Item Open Access β-arrestin-2 regulates NMDA receptor function in spinal lamina II neurons and duration of persistent pain.(Nat Commun, 2016-08-19) Chen, Gang; Xie, Rou-Gang; Gao, Yong-Jing; Xu, Zhen-Zhong; Zhao, Lin-Xia; Bang, Sangsu; Berta, Temugin; Park, Chul-Kyu; Lay, Mark; Chen, Wei; Ji, Ru-RongMechanisms of acute pain transition to chronic pain are not fully understood. Here we demonstrate an active role of β-arrestin 2 (Arrb2) in regulating spinal cord NMDA receptor (NMDAR) function and the duration of pain.
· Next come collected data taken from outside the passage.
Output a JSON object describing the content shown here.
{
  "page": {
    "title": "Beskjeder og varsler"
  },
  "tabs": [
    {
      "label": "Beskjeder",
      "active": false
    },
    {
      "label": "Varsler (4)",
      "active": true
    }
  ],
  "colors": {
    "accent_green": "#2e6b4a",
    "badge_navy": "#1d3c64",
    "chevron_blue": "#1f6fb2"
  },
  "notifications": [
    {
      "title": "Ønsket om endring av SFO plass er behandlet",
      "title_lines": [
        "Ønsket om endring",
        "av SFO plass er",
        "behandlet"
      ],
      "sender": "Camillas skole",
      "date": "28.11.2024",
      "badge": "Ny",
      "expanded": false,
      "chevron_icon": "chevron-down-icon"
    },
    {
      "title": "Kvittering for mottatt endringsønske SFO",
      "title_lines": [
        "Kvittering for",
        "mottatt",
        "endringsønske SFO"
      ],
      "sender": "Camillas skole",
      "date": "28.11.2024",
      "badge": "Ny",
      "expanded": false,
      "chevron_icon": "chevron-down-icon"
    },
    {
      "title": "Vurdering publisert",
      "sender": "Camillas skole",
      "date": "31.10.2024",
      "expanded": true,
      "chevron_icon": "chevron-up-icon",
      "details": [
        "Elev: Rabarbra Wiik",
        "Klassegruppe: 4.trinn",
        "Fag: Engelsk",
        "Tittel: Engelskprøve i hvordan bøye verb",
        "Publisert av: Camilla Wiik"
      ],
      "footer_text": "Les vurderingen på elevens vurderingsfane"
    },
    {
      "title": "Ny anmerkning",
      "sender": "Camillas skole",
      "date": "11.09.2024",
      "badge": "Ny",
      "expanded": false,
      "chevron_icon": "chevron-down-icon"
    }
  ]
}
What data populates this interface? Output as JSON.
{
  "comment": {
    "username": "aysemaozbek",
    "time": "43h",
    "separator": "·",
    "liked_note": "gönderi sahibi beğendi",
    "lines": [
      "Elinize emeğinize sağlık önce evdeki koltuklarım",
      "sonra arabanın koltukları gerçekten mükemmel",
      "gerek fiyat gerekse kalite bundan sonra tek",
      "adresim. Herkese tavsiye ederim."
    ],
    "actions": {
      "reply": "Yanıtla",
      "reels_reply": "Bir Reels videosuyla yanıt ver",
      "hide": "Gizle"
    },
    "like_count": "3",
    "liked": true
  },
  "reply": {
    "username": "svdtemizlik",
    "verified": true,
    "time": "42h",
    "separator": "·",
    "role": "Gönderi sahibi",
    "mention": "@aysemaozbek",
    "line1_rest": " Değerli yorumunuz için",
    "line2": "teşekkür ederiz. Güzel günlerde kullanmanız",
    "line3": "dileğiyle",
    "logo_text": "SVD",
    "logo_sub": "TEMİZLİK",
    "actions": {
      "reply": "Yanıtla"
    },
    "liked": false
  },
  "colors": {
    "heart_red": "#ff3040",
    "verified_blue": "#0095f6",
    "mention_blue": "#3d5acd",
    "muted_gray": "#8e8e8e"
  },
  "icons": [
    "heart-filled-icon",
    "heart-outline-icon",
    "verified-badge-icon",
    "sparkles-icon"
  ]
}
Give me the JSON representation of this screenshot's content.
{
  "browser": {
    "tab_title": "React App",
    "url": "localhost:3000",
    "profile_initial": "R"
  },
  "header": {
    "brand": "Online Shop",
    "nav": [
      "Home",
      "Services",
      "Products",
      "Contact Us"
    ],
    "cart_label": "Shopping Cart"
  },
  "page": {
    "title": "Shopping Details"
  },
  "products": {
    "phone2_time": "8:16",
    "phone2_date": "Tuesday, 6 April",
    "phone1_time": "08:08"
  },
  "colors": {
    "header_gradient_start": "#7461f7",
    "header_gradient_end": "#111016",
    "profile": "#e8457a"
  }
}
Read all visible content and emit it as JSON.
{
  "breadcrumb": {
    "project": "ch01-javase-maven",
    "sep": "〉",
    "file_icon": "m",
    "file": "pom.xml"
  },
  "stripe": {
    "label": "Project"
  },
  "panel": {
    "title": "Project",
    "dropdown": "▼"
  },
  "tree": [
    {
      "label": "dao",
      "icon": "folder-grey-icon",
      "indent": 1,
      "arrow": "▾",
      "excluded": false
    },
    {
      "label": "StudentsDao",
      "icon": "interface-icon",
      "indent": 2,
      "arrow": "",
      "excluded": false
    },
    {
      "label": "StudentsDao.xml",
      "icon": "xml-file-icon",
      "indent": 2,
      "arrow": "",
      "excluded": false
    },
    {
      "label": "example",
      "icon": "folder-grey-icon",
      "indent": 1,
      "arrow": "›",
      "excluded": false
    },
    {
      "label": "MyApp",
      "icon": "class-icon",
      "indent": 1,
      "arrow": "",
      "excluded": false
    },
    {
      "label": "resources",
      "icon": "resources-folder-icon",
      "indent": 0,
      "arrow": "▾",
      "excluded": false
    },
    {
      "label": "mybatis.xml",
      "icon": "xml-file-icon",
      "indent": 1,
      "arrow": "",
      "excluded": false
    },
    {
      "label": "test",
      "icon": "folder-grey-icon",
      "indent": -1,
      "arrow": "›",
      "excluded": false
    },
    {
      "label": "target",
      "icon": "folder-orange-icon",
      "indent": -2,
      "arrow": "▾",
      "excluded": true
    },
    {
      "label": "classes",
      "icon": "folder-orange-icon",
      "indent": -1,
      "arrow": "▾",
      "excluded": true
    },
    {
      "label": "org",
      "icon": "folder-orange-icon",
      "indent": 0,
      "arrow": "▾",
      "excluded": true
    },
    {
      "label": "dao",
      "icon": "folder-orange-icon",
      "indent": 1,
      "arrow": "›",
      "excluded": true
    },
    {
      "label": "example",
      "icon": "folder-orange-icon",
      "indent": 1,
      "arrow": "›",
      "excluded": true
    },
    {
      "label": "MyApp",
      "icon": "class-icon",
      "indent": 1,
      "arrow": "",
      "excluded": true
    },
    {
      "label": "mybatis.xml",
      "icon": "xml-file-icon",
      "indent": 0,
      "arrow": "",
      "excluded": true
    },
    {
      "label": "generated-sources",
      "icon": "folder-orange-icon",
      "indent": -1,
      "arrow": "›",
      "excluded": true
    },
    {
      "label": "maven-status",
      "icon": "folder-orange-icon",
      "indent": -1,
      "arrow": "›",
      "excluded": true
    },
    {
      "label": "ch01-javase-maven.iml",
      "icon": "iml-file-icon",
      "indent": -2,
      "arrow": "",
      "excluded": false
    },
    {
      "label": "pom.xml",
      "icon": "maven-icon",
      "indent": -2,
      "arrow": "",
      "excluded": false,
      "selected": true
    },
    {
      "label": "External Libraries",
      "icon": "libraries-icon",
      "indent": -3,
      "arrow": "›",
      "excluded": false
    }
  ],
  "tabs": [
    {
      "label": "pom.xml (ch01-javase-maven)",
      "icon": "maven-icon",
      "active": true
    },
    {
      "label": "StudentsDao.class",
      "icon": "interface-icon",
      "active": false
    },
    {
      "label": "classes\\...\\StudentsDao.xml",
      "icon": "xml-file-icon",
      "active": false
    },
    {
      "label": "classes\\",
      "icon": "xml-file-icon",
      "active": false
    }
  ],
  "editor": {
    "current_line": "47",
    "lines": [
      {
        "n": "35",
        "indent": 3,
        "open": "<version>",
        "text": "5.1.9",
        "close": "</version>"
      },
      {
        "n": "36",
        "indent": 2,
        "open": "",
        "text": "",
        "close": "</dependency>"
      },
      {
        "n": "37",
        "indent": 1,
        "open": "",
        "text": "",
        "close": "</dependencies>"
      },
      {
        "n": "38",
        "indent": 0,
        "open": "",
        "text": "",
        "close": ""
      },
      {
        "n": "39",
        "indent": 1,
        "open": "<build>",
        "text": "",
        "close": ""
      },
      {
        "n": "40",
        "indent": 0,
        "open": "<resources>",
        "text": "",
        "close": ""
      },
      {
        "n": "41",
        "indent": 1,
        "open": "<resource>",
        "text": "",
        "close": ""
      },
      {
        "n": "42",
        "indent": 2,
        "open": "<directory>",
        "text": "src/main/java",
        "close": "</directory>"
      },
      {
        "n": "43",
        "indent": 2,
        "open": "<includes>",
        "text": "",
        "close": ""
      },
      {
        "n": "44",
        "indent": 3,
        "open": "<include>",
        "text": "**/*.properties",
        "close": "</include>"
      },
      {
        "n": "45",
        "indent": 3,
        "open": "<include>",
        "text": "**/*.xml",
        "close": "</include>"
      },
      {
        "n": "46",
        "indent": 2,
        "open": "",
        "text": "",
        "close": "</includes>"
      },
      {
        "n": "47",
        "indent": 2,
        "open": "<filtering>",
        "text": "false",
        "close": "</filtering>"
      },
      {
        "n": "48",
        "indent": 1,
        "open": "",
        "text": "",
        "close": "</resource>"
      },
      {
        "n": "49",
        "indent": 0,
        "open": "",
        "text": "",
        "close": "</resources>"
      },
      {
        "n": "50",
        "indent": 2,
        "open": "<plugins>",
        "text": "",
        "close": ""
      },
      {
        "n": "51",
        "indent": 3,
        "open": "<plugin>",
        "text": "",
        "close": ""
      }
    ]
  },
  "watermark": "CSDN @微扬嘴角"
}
Intrathecal injection of the mu-opioid receptor agonist [D-Ala(2), NMe-Phe(4), Gly-ol(5)]-enkephalin produces paradoxical behavioural responses: early-phase analgesia and late-phase mechanical allodynia which requires NMDAR; both phases are prolonged in Arrb2 knockout (KO) mice. Spinal administration of NMDA induces GluN2B-dependent mechanical allodynia, which is prolonged in Arrb2-KO mice and conditional KO mice lacking Arrb2 in presynaptic terminals expressing Nav1.8. Loss of Arrb2 also results in prolongation of inflammatory pain and neuropathic pain and enhancement of GluN2B-mediated NMDA currents in spinal lamina IIo not lamina I neurons. Finally, spinal over-expression of Arrb2 reverses chronic neuropathic pain after nerve injury. Thus, spinal Arrb2 may serve as an intracellular gate for acute to chronic pain transition via desensitization of NMDAR.